A Commentary, Critical, Practical, and Explanatory on the Old and New Testaments, by Robert Jamieson, A.R. Fausset and David Brown  at sacred-texts.com
pro 26:1(Pro. 26:1-28)
The incongruities of nature illustrate also those of the moral world. The fool's unworthiness is also implied (Pro 17:7; Pro 19:10).
pro 26:2Though not obvious to us,
the bird--literally, "sparrow"--and
swallow--have an object in their motions, so penal evil falls on none without a reason.
pro 26:3The rod is as much needed by fools and as well suited to them, as whips and bridles are for beasts.
pro 26:4Answer not--that is, approvingly by like folly.
pro 26:5Answer--by reproof.
pro 26:6A fool fails by folly as surely as if he were maimed.
drinketh damage--that is, gets it abundantly (Job 15:16; Job 34:7).
pro 26:7legs . . . equal--or, "take away the legs," or "the legs . . . are weak." In any case the idea is that they are the occasion of an awkwardness, such as the fool shows in using a parable or proverb (see Introduction; Pro 17:7).
pro 26:8A stone, bound in a sling, is useless; so honor, conferred on a fool, is thrown away.
pro 26:9As vexatious and unmanageable as a thorn in a drunkard's hand is a parable to a fool. He will be as apt to misuse is as to use it rightly.
pro 26:10Various versions of this are proposed (compare Margin). Better perhaps--"Much He injures (or literally, "wounds") all who reward," &c., that is, society is injured by encouraging evil men.
transgressors--may be rendered "vagrants." The word "God" is improperly supplied.
pro 26:11returneth . . . folly--Though disgusting to others, the fool delights in his folly.
pro 26:12The self-conceited are taught with more difficulty than the stupid.
pro 26:13(Compare Pro 22:13).
pro 26:14(Compare Pro 6:10; Pro 24:33).
pro 26:15(Compare Pro 19:24).
pro 26:16The thoughtless being ignorant of their ignorance are conceited.

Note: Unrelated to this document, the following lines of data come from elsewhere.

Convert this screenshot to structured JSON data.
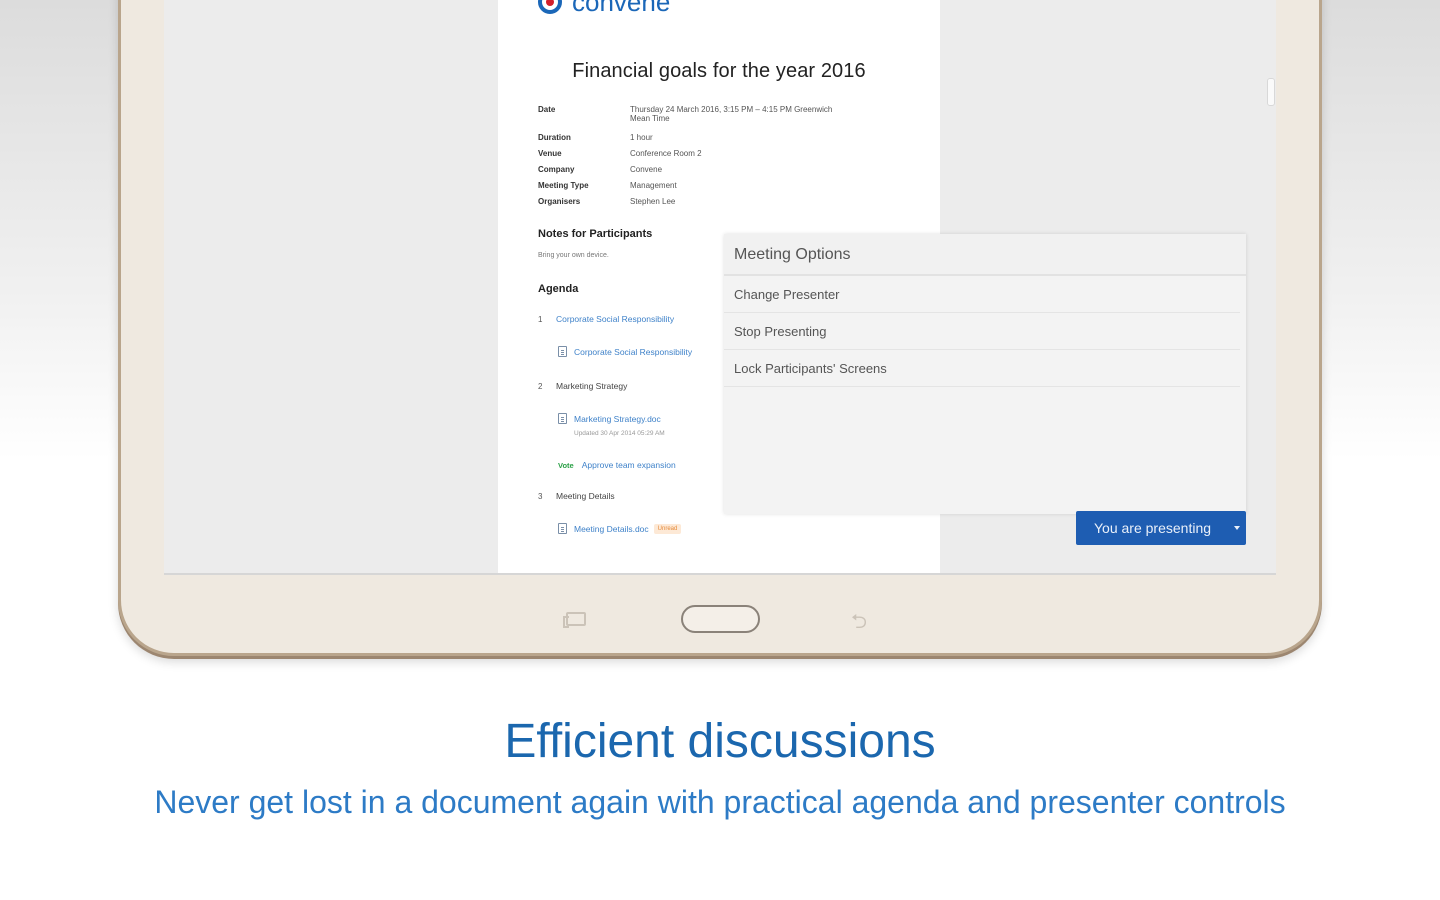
{
  "document": {
    "logo_text": "convene",
    "title": "Financial goals for the year 2016",
    "meta": [
      {
        "key": "Date",
        "value": "Thursday 24 March 2016, 3:15 PM – 4:15 PM Greenwich",
        "value2": "Mean Time"
      },
      {
        "key": "Duration",
        "value": "1 hour"
      },
      {
        "key": "Venue",
        "value": "Conference Room 2"
      },
      {
        "key": "Company",
        "value": "Convene"
      },
      {
        "key": "Meeting Type",
        "value": "Management"
      },
      {
        "key": "Organisers",
        "value": "Stephen Lee"
      }
    ],
    "notes_heading": "Notes for Participants",
    "notes_text": "Bring your own device.",
    "agenda_heading": "Agenda",
    "agenda": [
      {
        "num": "1",
        "title": "Corporate Social Responsibility",
        "file": "Corporate Social Responsibility"
      },
      {
        "num": "2",
        "title": "Marketing Strategy",
        "file": "Marketing Strategy.doc",
        "file_sub": "Updated 30 Apr 2014 05:29 AM",
        "vote_badge": "Vote",
        "vote_text": "Approve team expansion"
      },
      {
        "num": "3",
        "title": "Meeting Details",
        "file": "Meeting Details.doc",
        "tag": "Unread"
      }
    ]
  },
  "options_panel": {
    "title": "Meeting Options",
    "items": [
      "Change Presenter",
      "Stop Presenting",
      "Lock Participants' Screens"
    ]
  },
  "present_button": {
    "label": "You are presenting"
  },
  "caption": {
    "headline": "Efficient discussions",
    "subline": "Never get lost in a document again with practical agenda and presenter controls"
  },
  "colors": {
    "accent": "#1e5db2",
    "headline": "#1b67ae",
    "link": "#3f82c9"
  },
  "icons": [
    "file-icon",
    "recent-apps-icon",
    "home-button",
    "back-icon",
    "caret-down-icon"
  ]
}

pro 26:17meddleth--as in Pro 20:19; Pro 24:21; as either holding a dog by the ears or letting him go involves danger, so success in another man's strife or failure involves a useless risk of reputation, does no good, and may do us harm.
pro 26:18Such are reckless of results.
pro 26:20The talebearers foster (Pro 16:28), and the contentious excite, strife.
pro 26:22(Compare Pro 18:8).
pro 26:23Warm professions can no more give value to insincerity than silver coating to rude earthenware.
pro 26:24dissembleth--though an unusual sense of the word (compare Margin), is allowable, and better suits the context, which sets forth hypocrisy.
pro 26:25Sentiment of Pro 26:24 carried out.
seven abominations in his heart--that is, very many (compare Pro 24:16).
pro 26:26Deceit will at last be exposed, and the wicked by their own arts often bring on retribution (compare Pro 12:13; Psa 7:16; Psa 9:17, &c.).
pro 26:28Men hate those they injure.
A lying tongue--"lips" for the persons (compare Pro 4:24; Psa 12:3).